Statecollege Computer Repair
May 28, 2011 at 6:44 am
Welcome to the site.And you are right about hacking.Mow a days hacking is becoming more and more common.
frank
May 31, 2011 at 9:35 am
Thanks for the wordpress tips. I will use these for sure!
Limo Steves
June 7, 2011 at 2:32 am
I was looking for such information for a long time and I am glad that I finally came here! Thanks for sharing the such information with us.
WordPress
June 10, 2011 at 7:57 am
It seems that I’ve already installed that plugin. By the way thanks for the info. Looking for more related posts.
Ganar Dinero
June 10, 2011 at 1:36 pm
I’ve ever commented here, but have been reading and following your posts for almost one year.

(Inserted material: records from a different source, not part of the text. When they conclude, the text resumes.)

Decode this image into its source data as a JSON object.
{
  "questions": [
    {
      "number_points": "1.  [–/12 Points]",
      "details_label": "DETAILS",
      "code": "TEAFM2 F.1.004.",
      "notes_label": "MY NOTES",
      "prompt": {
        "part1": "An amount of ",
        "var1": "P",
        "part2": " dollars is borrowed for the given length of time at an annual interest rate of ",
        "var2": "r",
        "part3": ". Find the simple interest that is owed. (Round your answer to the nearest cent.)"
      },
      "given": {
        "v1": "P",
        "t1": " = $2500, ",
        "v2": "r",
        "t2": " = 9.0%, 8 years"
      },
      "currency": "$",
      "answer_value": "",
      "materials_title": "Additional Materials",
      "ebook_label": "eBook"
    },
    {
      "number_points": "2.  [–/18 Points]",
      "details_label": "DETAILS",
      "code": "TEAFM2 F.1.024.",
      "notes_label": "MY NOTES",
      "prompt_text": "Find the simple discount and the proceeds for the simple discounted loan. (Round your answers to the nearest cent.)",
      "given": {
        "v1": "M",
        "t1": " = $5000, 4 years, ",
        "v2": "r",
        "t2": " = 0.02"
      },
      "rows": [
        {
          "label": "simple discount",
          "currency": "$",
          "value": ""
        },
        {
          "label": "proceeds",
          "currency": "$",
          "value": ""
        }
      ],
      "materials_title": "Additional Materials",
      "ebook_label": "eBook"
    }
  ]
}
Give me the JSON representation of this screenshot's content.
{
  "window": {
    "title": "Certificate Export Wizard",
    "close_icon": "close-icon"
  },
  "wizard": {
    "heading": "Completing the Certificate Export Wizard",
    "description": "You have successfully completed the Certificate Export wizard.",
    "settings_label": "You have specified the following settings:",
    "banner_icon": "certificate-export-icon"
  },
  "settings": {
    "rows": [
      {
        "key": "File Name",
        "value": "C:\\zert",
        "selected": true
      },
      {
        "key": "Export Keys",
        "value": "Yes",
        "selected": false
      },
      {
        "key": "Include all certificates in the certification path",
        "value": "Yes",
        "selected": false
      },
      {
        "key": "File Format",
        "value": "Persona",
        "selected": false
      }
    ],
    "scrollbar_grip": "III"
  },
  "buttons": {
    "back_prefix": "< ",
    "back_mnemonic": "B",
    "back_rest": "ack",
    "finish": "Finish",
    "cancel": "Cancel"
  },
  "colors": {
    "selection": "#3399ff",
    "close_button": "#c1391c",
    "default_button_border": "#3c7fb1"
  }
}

Thanks for all the valuable information you spread through your posts and hope you continue to do the great job.
Peter
June 14, 2011 at 11:31 am
Hi,
Excellent blog, congratulations.
Regards
Peter
Ralph T. Burlingame
June 19, 2011 at 11:36 am
I was hacked twice, and had a hard time putting pieces back together, being a non-techie added on the grief. Very nice Info, I will definitely use the code you posted.